Nun gibt es sicherlich genügend Gründe für eine selbstkritische Aufarbeitung der rot-grünen Außen- und Sicherheitspolitik vom Kosovo-Krieg bis hin zum Afghanistaneinsatz. Wahr ist dabei auch, dass Deutschland bereits unter Rot-Grün zum drittgrößten Waffenexporteur der Welt aufgestiegen ist. Zweifelsohne existieren zugleich auch nach wie vor eine Reihe von Gemeinsamkeiten linker Außenpolitik: Internationale Sozial- und Rohstoffpolitik, zivile Friedenssicherung, restriktive Rüstungsexportpolitik und Stärkung der Vereinten Nationen und der OSZE. Doch die strittigen Themen haben es in sich: Zu ihnen gehören neben der Bündnispolitik in erster Linie die Europapolitik und die Politik gegenüber den Vereinten Nationen. Hier ist die LINKE mit ihren Positionen zu Recht weitgehend isoliert.

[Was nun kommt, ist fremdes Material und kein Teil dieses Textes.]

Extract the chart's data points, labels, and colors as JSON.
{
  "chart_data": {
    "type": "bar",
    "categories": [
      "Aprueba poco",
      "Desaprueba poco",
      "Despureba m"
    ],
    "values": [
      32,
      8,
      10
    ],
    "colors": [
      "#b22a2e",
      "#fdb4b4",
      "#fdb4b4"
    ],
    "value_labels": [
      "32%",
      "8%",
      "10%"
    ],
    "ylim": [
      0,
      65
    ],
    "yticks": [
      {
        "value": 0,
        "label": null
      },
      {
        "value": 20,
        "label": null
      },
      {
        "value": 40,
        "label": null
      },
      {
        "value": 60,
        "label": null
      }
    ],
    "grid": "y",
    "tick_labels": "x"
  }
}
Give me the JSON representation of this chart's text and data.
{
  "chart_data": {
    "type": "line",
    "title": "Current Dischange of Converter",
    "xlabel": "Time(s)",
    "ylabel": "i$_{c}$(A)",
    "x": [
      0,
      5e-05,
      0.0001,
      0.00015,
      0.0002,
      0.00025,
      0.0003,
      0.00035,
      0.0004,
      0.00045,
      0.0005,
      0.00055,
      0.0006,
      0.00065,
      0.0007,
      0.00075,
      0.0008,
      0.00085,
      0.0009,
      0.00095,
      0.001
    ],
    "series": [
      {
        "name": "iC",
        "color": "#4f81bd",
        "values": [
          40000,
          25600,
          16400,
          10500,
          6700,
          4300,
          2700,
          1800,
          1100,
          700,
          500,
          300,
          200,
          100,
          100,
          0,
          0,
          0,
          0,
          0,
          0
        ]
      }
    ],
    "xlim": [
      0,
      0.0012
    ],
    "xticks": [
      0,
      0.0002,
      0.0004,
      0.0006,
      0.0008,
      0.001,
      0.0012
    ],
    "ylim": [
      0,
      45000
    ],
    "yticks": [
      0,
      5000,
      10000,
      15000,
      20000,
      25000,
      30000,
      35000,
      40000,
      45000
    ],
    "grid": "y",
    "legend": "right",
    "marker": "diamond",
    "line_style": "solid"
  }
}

Nationalistische Kirchturmpolitik

Den meisten in der LINKEN gilt Europa als neoliberales und militaristisches Machwerk, das man bekämpfen muss. Und zwar nicht nur vor dem Verfassungsgericht in Karlsruhe. Im Programm für die Europawahl wird die EU als "neoliberale, militaristische und weithin undemokratische Macht" bezeichnet. Statt "internationaler Solidarität" habe sie "mehr faschistische Parteien, rechtspopulistische Hetzer und mehr Menschenjagd an den Grenzen" erzeugt, heißt es in der Präambel des Wahlprogramms.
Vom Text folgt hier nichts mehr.